Usually Delrue starts with a 'head'. The head is always shaped like an inverted pear, painted or drawn in countless variations. An undefined head, a faded portrait or a barely recognizable face looms repeatedly like a phantom. 'Veiled' characters allow the viewer to fantasise about what he does not paint but shows, what is not visible but what emanates.
During the exhibition Rooms of my head, the gallery Zwart Huis became a metaphor for ‘the head’. ‘Head’-works and some life-size (self)-portraits were included. In essence, the entire building was transformed into an installation in which the visitor could walk through universal themes of manipulation, pollution, petrification, vanish, freedom, etc. Large drawings on Japanese paper, predominantly black paintings, diaries, edited photos, video works and sculptures revealed new facets in the unique, domestic atmosphere of the Zwart Huis.

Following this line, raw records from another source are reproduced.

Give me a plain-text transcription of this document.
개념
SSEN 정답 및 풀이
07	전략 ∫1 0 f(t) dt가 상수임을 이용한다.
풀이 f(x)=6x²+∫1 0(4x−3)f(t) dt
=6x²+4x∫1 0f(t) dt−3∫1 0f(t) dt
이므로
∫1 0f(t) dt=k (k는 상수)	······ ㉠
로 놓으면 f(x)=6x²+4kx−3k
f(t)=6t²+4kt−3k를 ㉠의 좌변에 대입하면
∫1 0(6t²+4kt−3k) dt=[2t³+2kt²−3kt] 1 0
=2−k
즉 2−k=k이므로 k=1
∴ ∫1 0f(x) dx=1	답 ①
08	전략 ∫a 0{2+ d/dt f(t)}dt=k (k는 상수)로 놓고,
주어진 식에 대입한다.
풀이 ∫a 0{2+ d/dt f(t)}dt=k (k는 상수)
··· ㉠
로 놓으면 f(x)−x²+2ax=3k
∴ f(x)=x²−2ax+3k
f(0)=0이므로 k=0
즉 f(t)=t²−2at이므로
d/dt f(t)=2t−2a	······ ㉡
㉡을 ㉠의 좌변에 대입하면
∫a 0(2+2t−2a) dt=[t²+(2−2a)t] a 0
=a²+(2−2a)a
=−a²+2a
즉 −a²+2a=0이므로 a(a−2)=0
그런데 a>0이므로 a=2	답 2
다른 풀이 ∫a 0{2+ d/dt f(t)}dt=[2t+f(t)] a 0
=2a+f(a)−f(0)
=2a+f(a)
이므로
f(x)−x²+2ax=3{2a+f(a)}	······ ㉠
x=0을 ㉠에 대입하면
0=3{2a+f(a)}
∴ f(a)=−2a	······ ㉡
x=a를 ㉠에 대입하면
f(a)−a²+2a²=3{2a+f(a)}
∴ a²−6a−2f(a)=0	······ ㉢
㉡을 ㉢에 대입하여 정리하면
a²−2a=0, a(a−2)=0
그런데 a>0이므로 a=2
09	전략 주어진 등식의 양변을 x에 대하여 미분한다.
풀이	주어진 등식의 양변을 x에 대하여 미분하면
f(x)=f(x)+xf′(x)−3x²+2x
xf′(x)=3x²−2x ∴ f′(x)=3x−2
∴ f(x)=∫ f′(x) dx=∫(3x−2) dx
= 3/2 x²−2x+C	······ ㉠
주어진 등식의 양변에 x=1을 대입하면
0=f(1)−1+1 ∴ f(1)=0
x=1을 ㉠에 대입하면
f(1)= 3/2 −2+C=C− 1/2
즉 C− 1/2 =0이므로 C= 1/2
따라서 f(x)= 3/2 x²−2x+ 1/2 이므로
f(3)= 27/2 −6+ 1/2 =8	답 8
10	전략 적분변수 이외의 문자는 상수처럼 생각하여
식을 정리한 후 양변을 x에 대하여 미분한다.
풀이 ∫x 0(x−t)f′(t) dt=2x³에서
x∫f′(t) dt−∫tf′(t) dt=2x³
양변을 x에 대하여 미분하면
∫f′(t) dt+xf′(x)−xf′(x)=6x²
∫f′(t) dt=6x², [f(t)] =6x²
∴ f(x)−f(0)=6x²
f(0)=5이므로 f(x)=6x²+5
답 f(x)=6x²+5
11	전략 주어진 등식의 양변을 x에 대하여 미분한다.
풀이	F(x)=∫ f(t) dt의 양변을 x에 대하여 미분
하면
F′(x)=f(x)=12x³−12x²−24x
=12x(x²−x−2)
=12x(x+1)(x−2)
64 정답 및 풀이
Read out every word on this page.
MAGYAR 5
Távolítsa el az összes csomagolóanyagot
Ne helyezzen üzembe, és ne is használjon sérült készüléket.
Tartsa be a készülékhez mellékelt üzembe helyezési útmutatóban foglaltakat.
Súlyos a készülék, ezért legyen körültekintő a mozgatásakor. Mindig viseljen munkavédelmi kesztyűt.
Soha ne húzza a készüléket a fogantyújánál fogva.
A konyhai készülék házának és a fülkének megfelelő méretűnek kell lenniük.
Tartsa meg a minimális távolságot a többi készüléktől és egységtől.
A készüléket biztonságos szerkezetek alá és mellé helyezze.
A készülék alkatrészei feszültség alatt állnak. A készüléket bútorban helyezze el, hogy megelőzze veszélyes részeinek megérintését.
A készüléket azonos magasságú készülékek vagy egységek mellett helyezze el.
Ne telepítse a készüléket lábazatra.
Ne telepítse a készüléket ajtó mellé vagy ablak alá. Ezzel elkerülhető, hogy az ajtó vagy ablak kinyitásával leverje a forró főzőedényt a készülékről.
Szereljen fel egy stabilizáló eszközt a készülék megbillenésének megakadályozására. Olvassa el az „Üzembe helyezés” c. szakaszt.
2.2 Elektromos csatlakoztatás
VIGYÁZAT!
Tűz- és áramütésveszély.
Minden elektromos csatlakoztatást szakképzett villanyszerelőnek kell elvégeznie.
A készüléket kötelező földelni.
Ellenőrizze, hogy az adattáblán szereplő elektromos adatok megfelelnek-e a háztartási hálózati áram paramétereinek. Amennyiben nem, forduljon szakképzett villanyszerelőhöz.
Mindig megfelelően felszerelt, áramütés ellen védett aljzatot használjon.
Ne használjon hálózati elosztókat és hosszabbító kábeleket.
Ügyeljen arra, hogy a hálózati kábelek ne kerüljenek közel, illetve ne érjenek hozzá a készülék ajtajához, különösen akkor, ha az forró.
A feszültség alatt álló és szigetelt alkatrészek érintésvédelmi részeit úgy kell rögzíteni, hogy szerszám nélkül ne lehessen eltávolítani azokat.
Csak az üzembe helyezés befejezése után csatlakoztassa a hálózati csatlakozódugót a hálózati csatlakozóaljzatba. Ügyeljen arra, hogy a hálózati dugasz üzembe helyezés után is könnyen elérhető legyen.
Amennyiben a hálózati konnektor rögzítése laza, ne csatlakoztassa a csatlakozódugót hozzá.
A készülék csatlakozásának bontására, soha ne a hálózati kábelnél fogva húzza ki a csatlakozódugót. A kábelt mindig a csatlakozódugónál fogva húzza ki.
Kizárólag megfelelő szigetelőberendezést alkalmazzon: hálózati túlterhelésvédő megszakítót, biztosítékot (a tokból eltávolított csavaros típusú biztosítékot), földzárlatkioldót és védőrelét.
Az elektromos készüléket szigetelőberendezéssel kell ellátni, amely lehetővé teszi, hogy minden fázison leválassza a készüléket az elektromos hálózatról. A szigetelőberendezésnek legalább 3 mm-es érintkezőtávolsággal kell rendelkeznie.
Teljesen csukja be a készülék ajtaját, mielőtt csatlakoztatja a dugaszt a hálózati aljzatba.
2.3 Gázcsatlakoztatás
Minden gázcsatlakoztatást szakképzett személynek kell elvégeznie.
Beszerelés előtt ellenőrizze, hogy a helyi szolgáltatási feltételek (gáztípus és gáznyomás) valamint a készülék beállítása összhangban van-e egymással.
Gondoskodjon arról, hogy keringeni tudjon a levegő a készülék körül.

Ronny Delrue lives and works in Ghent, Belgium. He studied at the Ghent Academy of Fine Arts and thereafter at the National Higher Institute in Antwerp, Belgium. Delrue is also a teacher at Sint-Lukas in Ghent. In 2011, he worked on a doctorate in the Arts: "The unguarded moment. An analysis of the controlled uncontrolledness during the drawing process in the genesis of the picture. " (KU Leuven). In this thesis, Delrue questions how chance plays a part in creating an image.
He participated in important exhibitions in Belgium such as ‘Fading’ at the Musée d'Ixelles, Brussels, 2009, ‘Uit het gehuegen/From memory' at the Museum Dr. Guislain 2009, ‘Parallellepipeda' at the Museum M, Leuven 2010, PPP (Public Private Paintings) at the Muzee Oostende, 2010 and 'The sky touches the earth and the earth/2' at the TKKMOA Museum of Art in Xiamen, China. Major solo exhibitions were dedicated to his work: e.g. 'Ronny Delrue', The Association, Friends of the SMAK in 2000, ‘The house of memoirs & cerebriraptor' at the Musée d'Ixelles in 2007, ‘Drawings’ Space for Art in Aachen, Germany in 2010 and the TKKMOA Museum of Art in Xiamen, China. His work is included in the leading collections of the SMAK in Ghent and the MuHKA in Antwerp.